Dangerous game

News that Attorney General Alberto Gonzales will leave office Sept. 17 has spawned much sadness and regret within the Democratic Party. Sadness that lawmakers were on recess when Mr. Gonzales announced his resignation, delaying some serious group revelry at Capitol Hill watering holes (the Kennedys are buying!). Regret that Bush-bashers couldn't extract one last pound of flesh from the embattled Cabinet official during a committee meeting.

Such posturing and payback will have to wait for Mr. Gonzales' successor.

As pundits and insiders speculate about who President Bush will nominate to lead the Justice Department for the final 16 months of his term, Senate Democrats are sharpening their knives in anticipation of the confirmation hearing.

They'll demand investigations. They'll call for a complete repudiation of Bush administration policies and priorities. They'll command the release of documents. They might even ask a few questions.

"Attorney General Alberto Gonzales' replacement -- whoever that may be -- faces a potentially nasty Senate confirmation," The Associated Press reported Tuesday.

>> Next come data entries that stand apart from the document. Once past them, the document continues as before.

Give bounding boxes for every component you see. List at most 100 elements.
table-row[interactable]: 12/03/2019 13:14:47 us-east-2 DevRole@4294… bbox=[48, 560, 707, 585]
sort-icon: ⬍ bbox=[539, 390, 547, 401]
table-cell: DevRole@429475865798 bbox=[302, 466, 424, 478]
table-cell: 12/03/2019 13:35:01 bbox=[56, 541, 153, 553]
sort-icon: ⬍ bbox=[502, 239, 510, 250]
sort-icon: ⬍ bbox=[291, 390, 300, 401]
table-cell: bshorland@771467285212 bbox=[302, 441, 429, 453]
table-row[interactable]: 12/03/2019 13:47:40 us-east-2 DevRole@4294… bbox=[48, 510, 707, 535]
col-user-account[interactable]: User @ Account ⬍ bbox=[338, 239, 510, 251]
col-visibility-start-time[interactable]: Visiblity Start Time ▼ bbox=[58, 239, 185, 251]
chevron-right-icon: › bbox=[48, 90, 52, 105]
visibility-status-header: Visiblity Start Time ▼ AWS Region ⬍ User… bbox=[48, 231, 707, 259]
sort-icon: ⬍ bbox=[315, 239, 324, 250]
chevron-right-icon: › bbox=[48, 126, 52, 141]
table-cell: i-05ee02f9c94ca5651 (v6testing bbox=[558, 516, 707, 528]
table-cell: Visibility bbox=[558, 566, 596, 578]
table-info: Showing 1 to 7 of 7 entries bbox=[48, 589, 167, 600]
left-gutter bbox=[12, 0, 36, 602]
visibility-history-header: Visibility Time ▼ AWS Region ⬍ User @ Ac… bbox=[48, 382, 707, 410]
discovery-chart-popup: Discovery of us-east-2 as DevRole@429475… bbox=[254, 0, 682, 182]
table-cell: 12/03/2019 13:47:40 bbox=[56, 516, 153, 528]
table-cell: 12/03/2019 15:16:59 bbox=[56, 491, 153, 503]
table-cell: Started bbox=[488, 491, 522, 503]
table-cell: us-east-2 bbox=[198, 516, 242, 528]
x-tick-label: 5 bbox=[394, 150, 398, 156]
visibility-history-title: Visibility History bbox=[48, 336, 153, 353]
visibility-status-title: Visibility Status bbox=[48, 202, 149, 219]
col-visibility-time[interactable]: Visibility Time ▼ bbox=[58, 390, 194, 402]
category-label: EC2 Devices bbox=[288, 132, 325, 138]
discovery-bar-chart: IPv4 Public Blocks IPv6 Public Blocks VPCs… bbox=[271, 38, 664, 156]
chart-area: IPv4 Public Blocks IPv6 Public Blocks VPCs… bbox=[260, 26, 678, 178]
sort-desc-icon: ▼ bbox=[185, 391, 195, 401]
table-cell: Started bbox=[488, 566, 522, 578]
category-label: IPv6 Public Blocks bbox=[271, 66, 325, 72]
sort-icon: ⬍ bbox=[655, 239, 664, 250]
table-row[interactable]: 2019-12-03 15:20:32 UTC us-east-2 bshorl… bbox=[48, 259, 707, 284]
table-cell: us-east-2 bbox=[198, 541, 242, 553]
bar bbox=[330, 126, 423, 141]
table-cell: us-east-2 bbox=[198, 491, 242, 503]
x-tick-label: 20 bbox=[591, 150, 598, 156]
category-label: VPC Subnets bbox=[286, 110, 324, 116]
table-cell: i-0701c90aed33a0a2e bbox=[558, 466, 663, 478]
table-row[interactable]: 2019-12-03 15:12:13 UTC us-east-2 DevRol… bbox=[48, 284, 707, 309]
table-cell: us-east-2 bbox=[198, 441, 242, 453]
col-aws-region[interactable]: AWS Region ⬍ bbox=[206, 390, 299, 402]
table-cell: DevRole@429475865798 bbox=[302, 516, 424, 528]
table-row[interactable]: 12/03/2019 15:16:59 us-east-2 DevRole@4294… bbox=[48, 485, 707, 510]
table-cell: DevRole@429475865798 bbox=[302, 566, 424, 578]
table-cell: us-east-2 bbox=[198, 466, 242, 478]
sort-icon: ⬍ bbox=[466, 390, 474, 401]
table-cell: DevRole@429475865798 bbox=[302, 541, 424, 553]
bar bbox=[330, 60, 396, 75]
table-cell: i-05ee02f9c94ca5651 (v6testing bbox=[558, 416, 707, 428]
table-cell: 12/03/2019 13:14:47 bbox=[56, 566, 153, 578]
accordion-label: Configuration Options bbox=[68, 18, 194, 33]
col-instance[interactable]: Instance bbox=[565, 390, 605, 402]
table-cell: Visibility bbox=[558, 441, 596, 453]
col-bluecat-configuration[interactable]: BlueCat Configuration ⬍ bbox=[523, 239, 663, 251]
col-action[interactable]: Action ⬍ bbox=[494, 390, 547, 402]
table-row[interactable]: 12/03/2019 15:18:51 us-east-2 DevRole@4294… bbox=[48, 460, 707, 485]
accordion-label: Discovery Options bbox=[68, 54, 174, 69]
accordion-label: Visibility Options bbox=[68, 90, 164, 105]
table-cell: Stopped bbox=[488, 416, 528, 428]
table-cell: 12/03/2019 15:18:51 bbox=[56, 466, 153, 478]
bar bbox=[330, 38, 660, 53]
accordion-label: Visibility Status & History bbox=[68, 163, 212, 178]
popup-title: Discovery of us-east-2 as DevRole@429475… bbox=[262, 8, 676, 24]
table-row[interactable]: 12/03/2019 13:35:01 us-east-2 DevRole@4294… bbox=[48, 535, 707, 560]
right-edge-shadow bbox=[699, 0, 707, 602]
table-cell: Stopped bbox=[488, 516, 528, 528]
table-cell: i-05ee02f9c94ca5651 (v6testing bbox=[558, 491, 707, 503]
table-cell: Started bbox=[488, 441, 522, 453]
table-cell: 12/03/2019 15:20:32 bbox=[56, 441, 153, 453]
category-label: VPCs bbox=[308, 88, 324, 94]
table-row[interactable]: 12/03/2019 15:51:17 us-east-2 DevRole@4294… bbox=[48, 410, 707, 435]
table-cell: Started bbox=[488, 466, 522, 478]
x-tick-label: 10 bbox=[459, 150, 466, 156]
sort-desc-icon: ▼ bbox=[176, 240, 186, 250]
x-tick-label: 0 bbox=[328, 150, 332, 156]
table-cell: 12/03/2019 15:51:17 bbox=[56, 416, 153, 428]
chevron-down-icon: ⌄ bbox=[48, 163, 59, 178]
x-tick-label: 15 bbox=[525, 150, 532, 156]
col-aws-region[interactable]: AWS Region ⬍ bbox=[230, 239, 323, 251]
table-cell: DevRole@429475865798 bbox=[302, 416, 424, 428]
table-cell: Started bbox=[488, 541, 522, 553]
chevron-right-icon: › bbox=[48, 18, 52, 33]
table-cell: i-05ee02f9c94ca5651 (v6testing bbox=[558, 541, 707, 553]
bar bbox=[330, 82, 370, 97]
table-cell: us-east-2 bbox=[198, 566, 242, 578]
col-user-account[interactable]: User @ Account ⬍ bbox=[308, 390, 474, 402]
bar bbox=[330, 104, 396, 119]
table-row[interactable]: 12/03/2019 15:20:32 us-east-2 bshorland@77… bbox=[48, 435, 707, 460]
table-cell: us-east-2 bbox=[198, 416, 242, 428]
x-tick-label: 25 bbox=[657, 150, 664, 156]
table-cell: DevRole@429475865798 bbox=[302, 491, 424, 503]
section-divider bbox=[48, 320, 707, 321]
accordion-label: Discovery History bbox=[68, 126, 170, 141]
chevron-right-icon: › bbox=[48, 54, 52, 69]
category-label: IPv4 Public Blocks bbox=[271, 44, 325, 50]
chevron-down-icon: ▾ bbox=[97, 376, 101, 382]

Such is the political culture of Washington today. Senate Democrats have no interest in fulfilling their "advise and consent" role in executive appointments. Nevada's Harry Reid will essentially demand that Democrats -- not the White House -- run the selection process. And if the administration disagrees, watch out for the left-wing attack dogs.

The president -- whether he's a Republican or Democrat -- has long been afforded wide latitude in selecting a Cabinet. It's one thing for lawmakers to reject appointments to federal judgeships or to raise a stink over Supreme Court nominees. But has Washington partisanship degraded to the point that presidents no longer have the right to select their own Cabinet advisers?

There will come a time when the roles are reversed, and a Democrat again occupies the White House while Republicans control the Senate. Is this the precedent that Sen. Reid and his colleagues want to set? It's a dangerous game.